Physical examination revealed a conscious middle aged women, with normal pulse rate (80 beats/min) and blood pressure (140/80 mm Hg). Respiratory rate was 26 breaths/min and her body temperature was 39°C. She was anaemic; however, there was no jaundice, cyanosis, clubbing, and oedema. Bilateral axillary lymph nodes were enlarged, measuring 2 × 2 cm, firm, tender, and mobile. There was no lymph node enlargement elsewhere on the body. There was a tender, reddish streak on the medial aspect of right arm. Examination of breast and other systems was normal. With provisional diagnoses of streptococcal lymphangitis, tubercular lymphadenitis, secondaries from internal malignancy and primary lymphoma, the patient was subject to further investigations.
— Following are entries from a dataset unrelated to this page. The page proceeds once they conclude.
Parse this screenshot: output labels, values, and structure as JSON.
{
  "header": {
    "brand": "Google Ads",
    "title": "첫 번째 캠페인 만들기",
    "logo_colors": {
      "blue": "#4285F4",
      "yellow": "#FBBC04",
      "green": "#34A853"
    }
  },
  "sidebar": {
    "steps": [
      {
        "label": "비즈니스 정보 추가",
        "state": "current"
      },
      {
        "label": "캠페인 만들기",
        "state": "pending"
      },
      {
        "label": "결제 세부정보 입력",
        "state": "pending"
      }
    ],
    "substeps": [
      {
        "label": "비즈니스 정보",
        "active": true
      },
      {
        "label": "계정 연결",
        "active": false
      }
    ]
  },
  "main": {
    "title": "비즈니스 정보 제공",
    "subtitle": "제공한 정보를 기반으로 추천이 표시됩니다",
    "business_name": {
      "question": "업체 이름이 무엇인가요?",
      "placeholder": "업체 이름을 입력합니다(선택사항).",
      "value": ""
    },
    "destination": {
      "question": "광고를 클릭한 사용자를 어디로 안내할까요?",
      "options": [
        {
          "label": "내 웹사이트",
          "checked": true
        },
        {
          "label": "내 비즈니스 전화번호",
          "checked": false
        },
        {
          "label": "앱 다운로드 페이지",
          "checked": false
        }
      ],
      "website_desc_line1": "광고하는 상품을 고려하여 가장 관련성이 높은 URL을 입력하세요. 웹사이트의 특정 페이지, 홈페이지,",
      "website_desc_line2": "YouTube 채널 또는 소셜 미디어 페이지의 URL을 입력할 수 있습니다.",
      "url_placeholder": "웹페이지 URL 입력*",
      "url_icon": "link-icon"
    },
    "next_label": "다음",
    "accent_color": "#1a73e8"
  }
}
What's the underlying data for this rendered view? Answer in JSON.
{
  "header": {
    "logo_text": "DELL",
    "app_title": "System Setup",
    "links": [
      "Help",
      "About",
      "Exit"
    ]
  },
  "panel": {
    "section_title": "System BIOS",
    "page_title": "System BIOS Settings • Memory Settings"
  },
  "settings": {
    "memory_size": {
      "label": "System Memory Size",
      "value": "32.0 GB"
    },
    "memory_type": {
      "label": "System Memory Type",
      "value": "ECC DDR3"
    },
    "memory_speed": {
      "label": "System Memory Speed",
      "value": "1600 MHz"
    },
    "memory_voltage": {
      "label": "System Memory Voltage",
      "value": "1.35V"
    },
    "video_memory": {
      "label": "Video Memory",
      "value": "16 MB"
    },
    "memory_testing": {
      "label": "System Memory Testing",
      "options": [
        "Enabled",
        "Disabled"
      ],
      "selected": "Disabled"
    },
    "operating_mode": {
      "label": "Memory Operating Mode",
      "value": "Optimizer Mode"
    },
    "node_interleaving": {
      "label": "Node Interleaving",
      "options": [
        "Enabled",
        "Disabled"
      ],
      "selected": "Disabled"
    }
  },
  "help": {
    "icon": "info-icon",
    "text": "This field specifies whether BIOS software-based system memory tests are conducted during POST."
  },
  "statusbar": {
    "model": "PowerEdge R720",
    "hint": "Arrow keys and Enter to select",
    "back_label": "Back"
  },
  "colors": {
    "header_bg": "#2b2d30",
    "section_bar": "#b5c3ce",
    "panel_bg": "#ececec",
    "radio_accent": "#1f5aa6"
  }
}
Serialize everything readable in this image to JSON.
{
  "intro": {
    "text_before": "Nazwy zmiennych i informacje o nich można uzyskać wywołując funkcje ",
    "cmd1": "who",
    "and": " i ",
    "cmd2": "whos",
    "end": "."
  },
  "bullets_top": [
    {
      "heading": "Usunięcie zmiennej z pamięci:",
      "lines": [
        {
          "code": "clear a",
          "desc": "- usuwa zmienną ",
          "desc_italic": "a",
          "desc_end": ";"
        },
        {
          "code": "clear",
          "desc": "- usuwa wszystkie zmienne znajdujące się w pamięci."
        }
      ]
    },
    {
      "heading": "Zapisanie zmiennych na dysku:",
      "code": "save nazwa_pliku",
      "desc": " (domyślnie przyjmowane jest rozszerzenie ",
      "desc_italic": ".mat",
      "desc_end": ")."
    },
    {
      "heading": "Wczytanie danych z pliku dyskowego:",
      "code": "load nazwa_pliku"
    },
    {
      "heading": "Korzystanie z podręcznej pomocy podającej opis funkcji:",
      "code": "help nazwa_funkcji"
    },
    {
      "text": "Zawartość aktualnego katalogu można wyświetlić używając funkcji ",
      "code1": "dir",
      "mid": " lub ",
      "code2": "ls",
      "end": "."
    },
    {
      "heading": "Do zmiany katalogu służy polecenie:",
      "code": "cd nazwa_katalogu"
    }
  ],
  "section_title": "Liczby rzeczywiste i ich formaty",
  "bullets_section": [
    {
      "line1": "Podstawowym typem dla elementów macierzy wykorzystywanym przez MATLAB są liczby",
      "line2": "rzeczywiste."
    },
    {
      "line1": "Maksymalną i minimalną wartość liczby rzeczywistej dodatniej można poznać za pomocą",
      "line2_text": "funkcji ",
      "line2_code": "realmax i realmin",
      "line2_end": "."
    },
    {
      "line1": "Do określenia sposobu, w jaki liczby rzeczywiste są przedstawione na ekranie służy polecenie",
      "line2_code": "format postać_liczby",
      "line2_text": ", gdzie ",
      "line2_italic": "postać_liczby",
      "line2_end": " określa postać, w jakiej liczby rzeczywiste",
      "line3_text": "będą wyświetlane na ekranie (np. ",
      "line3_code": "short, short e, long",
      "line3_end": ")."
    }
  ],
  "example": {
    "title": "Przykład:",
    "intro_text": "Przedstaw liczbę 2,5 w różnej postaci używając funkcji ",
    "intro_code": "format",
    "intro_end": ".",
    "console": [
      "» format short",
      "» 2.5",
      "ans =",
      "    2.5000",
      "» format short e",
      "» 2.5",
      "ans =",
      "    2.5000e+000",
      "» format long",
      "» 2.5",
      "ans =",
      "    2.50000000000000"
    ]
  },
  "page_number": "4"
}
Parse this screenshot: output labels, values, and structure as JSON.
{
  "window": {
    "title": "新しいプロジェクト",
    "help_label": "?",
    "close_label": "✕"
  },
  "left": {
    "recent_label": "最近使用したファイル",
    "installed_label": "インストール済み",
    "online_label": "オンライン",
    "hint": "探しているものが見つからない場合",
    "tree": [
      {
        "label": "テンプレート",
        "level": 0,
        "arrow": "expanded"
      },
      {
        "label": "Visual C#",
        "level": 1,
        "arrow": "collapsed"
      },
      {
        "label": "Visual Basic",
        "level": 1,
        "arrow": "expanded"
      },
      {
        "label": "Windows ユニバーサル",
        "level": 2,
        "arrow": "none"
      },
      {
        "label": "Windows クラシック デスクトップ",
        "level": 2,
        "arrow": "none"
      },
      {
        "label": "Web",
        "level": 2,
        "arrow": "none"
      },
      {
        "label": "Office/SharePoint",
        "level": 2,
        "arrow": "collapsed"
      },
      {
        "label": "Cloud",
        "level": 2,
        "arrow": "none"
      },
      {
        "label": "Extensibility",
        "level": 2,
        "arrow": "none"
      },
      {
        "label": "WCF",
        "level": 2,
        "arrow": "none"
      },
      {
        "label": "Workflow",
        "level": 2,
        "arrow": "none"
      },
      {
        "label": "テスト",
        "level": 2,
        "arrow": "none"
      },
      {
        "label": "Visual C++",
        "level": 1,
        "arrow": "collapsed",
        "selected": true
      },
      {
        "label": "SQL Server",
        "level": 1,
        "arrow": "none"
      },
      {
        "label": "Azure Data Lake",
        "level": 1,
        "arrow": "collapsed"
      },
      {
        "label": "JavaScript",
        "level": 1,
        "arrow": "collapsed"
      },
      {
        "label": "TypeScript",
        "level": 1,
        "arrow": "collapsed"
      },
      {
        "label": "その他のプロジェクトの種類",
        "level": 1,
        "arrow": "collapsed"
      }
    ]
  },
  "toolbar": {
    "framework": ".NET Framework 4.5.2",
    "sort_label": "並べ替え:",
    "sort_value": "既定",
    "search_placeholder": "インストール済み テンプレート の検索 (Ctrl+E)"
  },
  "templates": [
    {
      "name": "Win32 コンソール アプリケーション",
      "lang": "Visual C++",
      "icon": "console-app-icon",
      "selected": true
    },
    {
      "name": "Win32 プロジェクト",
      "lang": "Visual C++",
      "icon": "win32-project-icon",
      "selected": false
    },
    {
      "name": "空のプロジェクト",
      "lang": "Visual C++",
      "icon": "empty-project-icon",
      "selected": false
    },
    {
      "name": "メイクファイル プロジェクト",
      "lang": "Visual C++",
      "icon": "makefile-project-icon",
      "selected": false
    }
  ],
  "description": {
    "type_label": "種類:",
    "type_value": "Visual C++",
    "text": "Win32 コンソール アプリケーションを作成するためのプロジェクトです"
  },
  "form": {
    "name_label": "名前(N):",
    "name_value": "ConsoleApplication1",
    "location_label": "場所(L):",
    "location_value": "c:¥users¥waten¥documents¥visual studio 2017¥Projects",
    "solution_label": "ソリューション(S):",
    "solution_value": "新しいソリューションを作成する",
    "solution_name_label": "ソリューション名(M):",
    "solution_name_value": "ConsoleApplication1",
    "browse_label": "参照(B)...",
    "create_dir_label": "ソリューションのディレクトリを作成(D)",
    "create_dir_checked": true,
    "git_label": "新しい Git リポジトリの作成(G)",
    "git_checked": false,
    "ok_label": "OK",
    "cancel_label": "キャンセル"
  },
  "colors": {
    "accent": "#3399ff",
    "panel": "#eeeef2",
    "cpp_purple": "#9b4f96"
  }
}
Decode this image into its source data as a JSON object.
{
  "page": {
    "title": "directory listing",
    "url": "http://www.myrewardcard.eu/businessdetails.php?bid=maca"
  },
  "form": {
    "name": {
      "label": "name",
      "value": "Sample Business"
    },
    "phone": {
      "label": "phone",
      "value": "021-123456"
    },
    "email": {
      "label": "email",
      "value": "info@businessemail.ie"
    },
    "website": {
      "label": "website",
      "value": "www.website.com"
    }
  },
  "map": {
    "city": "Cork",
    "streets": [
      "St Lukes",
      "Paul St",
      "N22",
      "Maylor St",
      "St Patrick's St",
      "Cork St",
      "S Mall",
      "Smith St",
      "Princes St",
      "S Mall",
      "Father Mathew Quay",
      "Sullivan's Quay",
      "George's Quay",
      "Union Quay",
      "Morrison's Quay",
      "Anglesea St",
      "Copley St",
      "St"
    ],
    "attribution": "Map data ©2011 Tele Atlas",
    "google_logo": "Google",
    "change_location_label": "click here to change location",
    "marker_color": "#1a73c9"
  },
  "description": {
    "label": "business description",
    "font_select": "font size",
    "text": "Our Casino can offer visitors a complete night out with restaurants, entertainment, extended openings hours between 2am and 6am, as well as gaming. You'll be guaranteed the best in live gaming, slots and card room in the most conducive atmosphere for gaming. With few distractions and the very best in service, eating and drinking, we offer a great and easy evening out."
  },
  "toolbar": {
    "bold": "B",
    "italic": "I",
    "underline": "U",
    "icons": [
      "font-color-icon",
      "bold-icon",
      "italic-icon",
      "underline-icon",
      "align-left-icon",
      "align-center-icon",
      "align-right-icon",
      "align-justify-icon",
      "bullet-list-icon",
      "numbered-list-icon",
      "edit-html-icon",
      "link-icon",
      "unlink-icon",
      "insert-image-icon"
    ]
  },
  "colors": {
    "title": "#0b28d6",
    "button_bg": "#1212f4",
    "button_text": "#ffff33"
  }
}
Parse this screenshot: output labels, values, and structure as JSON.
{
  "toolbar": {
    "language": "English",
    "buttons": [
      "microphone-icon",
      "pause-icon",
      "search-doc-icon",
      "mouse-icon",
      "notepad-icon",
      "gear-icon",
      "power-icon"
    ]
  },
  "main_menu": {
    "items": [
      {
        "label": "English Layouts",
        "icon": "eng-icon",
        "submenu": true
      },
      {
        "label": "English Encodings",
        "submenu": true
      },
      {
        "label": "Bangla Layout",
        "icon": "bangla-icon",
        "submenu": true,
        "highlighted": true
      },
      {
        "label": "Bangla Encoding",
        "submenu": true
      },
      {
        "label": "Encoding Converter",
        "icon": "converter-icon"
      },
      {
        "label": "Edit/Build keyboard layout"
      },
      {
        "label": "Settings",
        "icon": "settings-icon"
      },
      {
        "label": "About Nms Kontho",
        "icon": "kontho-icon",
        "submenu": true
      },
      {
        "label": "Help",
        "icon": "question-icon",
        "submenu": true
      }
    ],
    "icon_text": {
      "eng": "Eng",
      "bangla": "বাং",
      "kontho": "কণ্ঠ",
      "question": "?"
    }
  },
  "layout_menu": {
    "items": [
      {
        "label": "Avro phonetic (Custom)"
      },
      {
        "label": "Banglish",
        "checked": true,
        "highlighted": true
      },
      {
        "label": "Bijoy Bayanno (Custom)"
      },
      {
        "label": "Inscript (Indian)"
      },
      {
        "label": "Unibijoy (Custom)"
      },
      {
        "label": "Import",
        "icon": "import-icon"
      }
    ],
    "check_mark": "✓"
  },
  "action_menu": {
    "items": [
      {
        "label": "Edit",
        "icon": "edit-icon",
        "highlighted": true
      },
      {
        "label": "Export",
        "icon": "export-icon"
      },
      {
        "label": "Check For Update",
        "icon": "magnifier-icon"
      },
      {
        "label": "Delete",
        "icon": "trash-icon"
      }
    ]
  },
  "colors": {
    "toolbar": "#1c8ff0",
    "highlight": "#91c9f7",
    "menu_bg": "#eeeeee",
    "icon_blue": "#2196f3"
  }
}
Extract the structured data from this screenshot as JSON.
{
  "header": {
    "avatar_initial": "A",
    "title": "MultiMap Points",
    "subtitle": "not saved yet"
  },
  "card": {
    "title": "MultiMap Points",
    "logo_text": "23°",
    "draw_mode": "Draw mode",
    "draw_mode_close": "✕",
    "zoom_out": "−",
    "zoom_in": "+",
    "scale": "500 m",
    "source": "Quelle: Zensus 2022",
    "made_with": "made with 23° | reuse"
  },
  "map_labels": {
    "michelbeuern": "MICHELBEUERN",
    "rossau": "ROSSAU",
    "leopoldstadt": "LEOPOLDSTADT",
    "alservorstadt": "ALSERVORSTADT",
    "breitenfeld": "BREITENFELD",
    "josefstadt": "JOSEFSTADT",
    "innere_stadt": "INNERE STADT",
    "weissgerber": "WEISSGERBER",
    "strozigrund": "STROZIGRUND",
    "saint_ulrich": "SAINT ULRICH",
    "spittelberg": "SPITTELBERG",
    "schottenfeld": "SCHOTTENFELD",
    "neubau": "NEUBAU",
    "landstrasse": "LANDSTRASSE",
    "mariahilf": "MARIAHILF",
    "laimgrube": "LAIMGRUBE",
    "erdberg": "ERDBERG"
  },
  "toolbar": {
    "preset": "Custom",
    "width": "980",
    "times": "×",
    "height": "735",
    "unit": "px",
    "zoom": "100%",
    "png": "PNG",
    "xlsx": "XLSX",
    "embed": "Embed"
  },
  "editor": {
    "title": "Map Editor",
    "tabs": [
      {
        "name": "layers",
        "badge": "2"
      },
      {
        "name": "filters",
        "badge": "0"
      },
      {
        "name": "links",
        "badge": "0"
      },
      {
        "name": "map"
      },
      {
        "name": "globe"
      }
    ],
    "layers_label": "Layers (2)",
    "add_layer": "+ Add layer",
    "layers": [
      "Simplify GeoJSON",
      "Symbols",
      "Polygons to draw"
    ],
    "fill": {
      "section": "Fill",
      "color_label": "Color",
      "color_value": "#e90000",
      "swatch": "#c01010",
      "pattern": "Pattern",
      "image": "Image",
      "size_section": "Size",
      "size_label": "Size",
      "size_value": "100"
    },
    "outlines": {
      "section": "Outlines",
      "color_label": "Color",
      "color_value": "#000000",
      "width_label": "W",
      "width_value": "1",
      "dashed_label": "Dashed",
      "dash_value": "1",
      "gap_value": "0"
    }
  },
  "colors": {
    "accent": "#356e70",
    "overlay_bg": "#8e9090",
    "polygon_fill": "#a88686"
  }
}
Investigations revealed a haemoglobin of 128 g/l, total lymphocyte count of 7800/mm3, erythrocyte sedimentation rate of 30 mm/hour with eosinophilia (22% with an absolute count of 900/mm3). Peripheral smear revealed no haemoparasites. All other investigations including chest radiography, a sonographic study of the abdomen, Mantoux test, and urinary and blood cultures were normal. Serum IgE concentrations were not measured as the investigation was not available to us when the patient presented. The results of a fine needle aspiration from one of the right axillary lymph nodes are shown in fig 1. Aspiration from the left axillary nodes revealed only non-specific lymphadenitis.

Figure 1

Results of fine needle aspiration from right axillary lymph node.